Leslie Jordan and David Leonard, the duo behind the group All Sons and Daughters, have given us great music since the release of their debut EP “Season One”. In 2013, they have released their first ever live album; and this year, they’re back with a self-titled project; giving us just the same vibe of folksy-woodsy worship. It features co-writes with Francesca Battistelli, Jason Ingram, Stu G, Derek Webb, Paul Mabury, and Sandra McCracken.

Unlike any other albums, All Sons And Daughters is unique because each track compliments each other. Every song has the same mood, all are emotional. It is just relaxing to listen at; and simplicity is the main element of the record; simple setting; simple musicality. The album just lacks some upbeat songs—a perfect opposite of Rend Collective’s The Art Of Celebration, which has the same genre.
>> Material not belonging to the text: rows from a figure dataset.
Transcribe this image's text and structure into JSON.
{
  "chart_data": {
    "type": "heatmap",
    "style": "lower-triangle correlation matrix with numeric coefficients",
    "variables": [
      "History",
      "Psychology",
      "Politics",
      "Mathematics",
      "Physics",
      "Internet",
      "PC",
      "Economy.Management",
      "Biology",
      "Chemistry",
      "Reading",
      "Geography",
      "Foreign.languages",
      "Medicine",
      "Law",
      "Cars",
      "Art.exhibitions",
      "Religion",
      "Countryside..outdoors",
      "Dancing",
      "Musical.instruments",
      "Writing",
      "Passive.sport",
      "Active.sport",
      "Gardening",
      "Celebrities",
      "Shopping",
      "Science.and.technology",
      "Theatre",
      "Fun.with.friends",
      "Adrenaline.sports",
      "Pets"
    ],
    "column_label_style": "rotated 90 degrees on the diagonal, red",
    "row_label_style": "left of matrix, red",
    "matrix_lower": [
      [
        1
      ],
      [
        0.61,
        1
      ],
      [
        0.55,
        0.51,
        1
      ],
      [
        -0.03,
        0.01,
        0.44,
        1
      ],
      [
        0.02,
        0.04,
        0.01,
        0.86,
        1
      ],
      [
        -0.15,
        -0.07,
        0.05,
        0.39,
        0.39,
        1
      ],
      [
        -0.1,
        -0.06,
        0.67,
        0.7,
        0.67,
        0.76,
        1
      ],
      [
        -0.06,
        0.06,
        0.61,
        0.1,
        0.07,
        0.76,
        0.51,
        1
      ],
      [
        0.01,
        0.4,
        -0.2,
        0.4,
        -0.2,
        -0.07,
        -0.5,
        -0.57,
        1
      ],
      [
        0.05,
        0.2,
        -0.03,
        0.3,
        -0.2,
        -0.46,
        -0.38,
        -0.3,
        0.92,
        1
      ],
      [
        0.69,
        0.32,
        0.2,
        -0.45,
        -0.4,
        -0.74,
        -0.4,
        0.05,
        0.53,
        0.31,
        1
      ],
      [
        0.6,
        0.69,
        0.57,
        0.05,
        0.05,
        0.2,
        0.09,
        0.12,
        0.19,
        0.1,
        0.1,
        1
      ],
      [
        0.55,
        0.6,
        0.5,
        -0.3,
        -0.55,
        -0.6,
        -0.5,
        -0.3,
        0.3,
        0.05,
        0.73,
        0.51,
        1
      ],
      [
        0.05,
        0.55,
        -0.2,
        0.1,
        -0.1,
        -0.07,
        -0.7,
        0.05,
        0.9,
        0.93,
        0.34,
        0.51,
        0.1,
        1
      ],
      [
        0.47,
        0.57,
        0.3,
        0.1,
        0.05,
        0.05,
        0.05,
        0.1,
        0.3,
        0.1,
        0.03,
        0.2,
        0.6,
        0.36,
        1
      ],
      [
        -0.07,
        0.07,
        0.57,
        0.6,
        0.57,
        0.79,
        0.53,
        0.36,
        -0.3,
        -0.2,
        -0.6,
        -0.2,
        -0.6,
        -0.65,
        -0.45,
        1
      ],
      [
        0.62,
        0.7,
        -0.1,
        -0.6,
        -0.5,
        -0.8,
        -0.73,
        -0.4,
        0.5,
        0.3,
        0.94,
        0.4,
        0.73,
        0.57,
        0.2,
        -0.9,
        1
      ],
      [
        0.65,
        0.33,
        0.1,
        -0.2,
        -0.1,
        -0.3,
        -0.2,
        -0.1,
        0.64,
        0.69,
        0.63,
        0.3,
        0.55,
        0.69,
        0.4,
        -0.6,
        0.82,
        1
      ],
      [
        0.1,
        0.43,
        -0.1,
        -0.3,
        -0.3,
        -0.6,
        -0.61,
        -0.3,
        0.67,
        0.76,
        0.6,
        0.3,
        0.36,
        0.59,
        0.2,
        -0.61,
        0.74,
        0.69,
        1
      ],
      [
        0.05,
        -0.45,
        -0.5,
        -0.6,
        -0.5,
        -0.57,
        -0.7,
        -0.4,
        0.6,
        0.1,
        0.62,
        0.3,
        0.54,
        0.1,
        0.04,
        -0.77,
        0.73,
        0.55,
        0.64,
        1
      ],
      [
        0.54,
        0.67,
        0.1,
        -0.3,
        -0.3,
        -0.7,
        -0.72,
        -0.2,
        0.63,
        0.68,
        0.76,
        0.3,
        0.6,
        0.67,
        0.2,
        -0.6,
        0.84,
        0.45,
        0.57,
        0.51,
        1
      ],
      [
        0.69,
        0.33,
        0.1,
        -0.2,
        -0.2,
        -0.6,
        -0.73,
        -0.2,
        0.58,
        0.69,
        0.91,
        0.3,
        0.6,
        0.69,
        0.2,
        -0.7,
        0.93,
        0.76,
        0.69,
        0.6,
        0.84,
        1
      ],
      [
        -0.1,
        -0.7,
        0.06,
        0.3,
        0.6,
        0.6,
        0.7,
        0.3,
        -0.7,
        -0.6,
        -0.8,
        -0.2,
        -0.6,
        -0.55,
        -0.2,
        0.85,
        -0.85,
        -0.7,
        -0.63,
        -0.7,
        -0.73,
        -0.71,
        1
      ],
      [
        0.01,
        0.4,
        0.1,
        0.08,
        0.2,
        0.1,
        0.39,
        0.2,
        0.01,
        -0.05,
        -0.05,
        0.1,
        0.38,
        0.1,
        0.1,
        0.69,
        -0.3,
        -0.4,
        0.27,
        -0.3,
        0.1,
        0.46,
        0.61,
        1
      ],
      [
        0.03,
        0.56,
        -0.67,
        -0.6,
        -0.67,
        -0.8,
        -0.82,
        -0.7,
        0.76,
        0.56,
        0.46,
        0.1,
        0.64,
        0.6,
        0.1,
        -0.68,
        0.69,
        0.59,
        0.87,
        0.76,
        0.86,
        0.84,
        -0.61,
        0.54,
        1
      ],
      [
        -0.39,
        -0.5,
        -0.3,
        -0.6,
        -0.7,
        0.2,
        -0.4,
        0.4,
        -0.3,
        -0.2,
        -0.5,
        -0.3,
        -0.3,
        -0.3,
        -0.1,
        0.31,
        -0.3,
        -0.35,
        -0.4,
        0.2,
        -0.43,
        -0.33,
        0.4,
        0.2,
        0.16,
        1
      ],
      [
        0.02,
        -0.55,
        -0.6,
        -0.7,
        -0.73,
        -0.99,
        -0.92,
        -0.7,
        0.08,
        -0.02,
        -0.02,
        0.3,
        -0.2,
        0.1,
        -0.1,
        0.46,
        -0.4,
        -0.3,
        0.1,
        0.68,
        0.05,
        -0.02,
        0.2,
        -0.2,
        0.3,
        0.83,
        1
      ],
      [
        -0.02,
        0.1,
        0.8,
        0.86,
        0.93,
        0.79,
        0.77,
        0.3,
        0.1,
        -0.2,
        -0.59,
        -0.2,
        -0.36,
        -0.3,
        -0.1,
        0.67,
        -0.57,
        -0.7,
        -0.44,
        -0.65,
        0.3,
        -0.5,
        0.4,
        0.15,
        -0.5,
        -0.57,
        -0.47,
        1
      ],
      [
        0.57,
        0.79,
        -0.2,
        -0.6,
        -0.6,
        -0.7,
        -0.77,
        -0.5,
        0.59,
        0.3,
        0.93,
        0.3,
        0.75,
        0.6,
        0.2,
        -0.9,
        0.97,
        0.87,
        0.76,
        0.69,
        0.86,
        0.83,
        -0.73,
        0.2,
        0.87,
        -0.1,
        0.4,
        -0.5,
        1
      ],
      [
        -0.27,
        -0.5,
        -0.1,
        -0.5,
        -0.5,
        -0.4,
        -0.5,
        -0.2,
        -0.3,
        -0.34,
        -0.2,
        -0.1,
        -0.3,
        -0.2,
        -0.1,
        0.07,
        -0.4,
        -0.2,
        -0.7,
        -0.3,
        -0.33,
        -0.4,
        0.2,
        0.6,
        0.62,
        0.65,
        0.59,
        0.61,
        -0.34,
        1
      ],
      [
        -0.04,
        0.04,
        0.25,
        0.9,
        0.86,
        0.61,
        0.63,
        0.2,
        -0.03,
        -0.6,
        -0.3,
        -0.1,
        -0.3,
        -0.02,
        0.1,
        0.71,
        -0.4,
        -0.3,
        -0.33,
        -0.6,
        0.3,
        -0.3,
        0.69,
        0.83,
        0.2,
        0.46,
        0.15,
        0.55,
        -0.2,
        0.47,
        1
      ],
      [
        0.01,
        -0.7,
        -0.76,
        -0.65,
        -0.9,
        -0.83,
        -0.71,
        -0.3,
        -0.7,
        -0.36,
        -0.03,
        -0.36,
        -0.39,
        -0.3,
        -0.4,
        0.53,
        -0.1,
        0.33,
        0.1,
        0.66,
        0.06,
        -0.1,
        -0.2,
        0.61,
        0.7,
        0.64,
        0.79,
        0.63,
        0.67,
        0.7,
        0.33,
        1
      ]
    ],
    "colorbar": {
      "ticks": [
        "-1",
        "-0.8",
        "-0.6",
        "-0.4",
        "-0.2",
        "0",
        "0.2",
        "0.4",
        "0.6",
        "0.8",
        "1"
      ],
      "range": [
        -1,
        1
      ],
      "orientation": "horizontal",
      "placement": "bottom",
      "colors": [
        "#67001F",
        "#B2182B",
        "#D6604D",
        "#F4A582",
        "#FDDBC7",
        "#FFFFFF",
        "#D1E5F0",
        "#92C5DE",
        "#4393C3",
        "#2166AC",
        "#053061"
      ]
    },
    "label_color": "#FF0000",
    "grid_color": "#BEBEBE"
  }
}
Vocally, the songs were given a very good treatment. The vocals of Leslie and David are distinctive, breathy and soothing.

Musically, the songs are pretty interesting, melodious, and elegant. The Victory, the seventh track, is the only upbeat song on the album and it justifies its title, but it also lacks a little more energy. Piano-laced Great Are You Lord is the most congregational, along with You Will Remain, and More Than Anything.

Lyrically, All Sons And Daughters don’t really break any new ground. There is no rise above the often-used generic worship lines for God. King Of Glory (You Restores My Soul) is Psalm 23-inspired, and it is my favorite track on the album. It speaks of the hope in Christ when we are in the valley. Other stand-out tracks include the vocally-creative and harmonious For Your Glory and My Good, and the Christmas message-inspired God With Us.

All Sons and Daughters’ self-titled album may not be on my top albums of 2014 list, but its beauty, class and elegance is stunning. There’s just one thing that I don’t like about the album: the lack of variety and diversity in musicality. Songs fall on a common ground: slow and lonely, making it “slownely” in mood. But in the end, I commend the creative mix of folksy vibe and powerful vocals. A very good record, but not for those who are into upbeat, energetic cuts.

Disclosure: A review copy of All Sons And Daughters was provided for review by House of Praise, from whom you may purchase the album.